I have an app in production, developed ~3 years ago, only getting core meteor and dependency upgrades as it is already both feature-complete and stable.
It has 50+ collections, a quite high peek connection count, an admin style backend app and a rather complicated real-time front end app in web, ios and android flavors.
This app has benefited immensely from allow/deny with clever and careful use of it through ongoworks:security (I’m probably one of the first users), simple schema, collection hooks, collection helpers and publish composite which used to be the usual suspects at the time with quite vibrant sub communities of their own.
If the client were to ask for new features today, I’d keep building on the existing infrastructure instead of refactoring allow/deny.
I would imagine the codebase to have been 50% larger (and thus much more unmanageable) had I relied on methods for everything.
I’m not necessarily relying on allow/deny today not because I find it insecure or insufficient for anything, I just have other use cases. But I never considered migrating that one large app to methods, either.
I find the argument around allow/deny not supporting complicated requirements misleading.

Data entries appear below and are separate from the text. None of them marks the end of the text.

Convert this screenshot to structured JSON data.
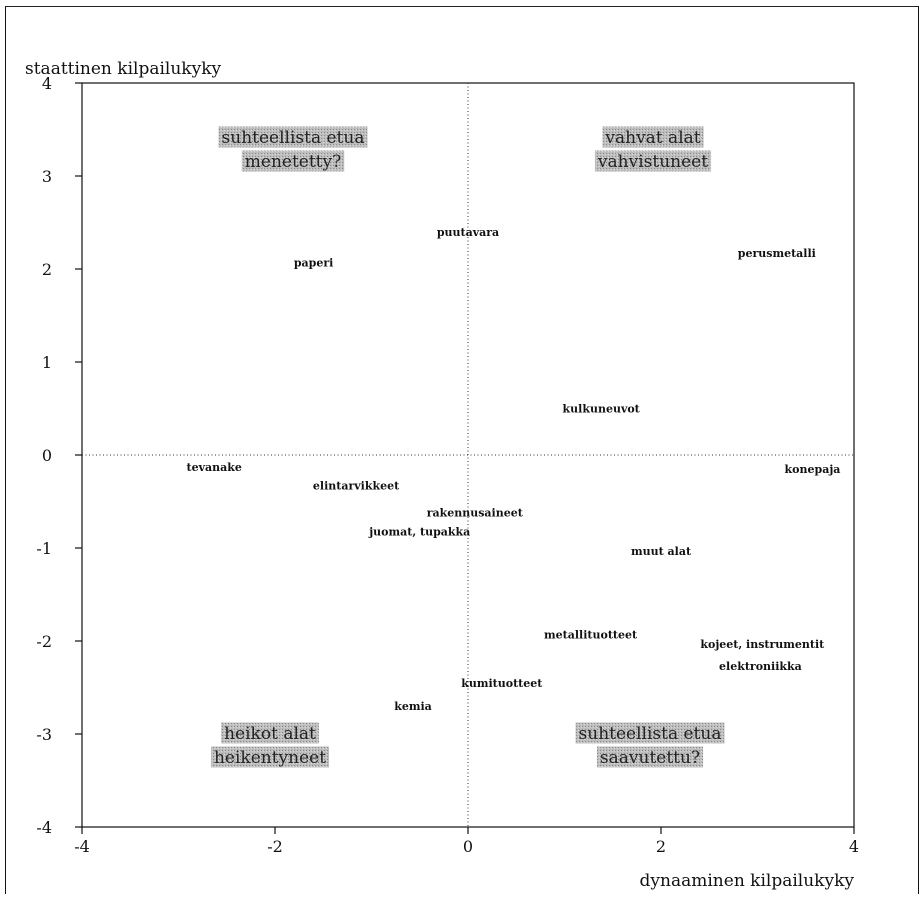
{
  "chart_data": {
    "type": "scatter",
    "xlabel": "dynaaminen kilpailukyky",
    "ylabel": "staattinen kilpailukyky",
    "xlim": [
      -4,
      4
    ],
    "ylim": [
      -4,
      4
    ],
    "xticks": [
      "-4",
      "-2",
      "0",
      "2",
      "4"
    ],
    "yticks": [
      "4",
      "3",
      "2",
      "1",
      "0",
      "-1",
      "-2",
      "-3",
      "-4"
    ],
    "grid": false,
    "reference_lines": [
      "x = 0",
      "y = 0"
    ],
    "points": [
      {
        "label": "puutavara",
        "x": 0.0,
        "y": 2.4
      },
      {
        "label": "paperi",
        "x": -1.6,
        "y": 2.07
      },
      {
        "label": "perusmetalli",
        "x": 3.2,
        "y": 2.17
      },
      {
        "label": "kulkuneuvot",
        "x": 1.38,
        "y": 0.5
      },
      {
        "label": "tevanake",
        "x": -2.63,
        "y": -0.13
      },
      {
        "label": "konepaja",
        "x": 3.57,
        "y": -0.15
      },
      {
        "label": "elintarvikkeet",
        "x": -1.16,
        "y": -0.33
      },
      {
        "label": "rakennusaineet",
        "x": 0.07,
        "y": -0.62
      },
      {
        "label": "juomat, tupakka",
        "x": -0.5,
        "y": -0.82
      },
      {
        "label": "muut alat",
        "x": 2.0,
        "y": -1.03
      },
      {
        "label": "metallituotteet",
        "x": 1.27,
        "y": -1.93
      },
      {
        "label": "kojeet, instrumentit",
        "x": 3.05,
        "y": -2.03
      },
      {
        "label": "elektroniikka",
        "x": 3.03,
        "y": -2.27
      },
      {
        "label": "kumituotteet",
        "x": 0.35,
        "y": -2.45
      },
      {
        "label": "kemia",
        "x": -0.57,
        "y": -2.7
      }
    ],
    "quadrant_labels": [
      {
        "lines": [
          "suhteellista etua",
          "menetetty?"
        ]
      },
      {
        "lines": [
          "vahvat alat",
          "vahvistuneet"
        ]
      },
      {
        "lines": [
          "heikot alat",
          "heikentyneet"
        ]
      },
      {
        "lines": [
          "suhteellista etua",
          "saavutettu?"
        ]
      }
    ]
  }
}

I don’t agree with the latest security issue consisting any grounds for questioning allow/deny, either because that could have just as likely come up with any other part of the meteor stack. In fact, there had been other security-related patches on meteor (most recently with the version on node) and nobody considered deprecating them. Imagine someone suggesting deprecation of node just becaue a security issue were identified!
In short, deprecating allow/deny would not only be a disservice to those aforementioned innovative people, but it would also be a questionable turn of Meteor philosophy where backwards compatibility is advertised as a core principle.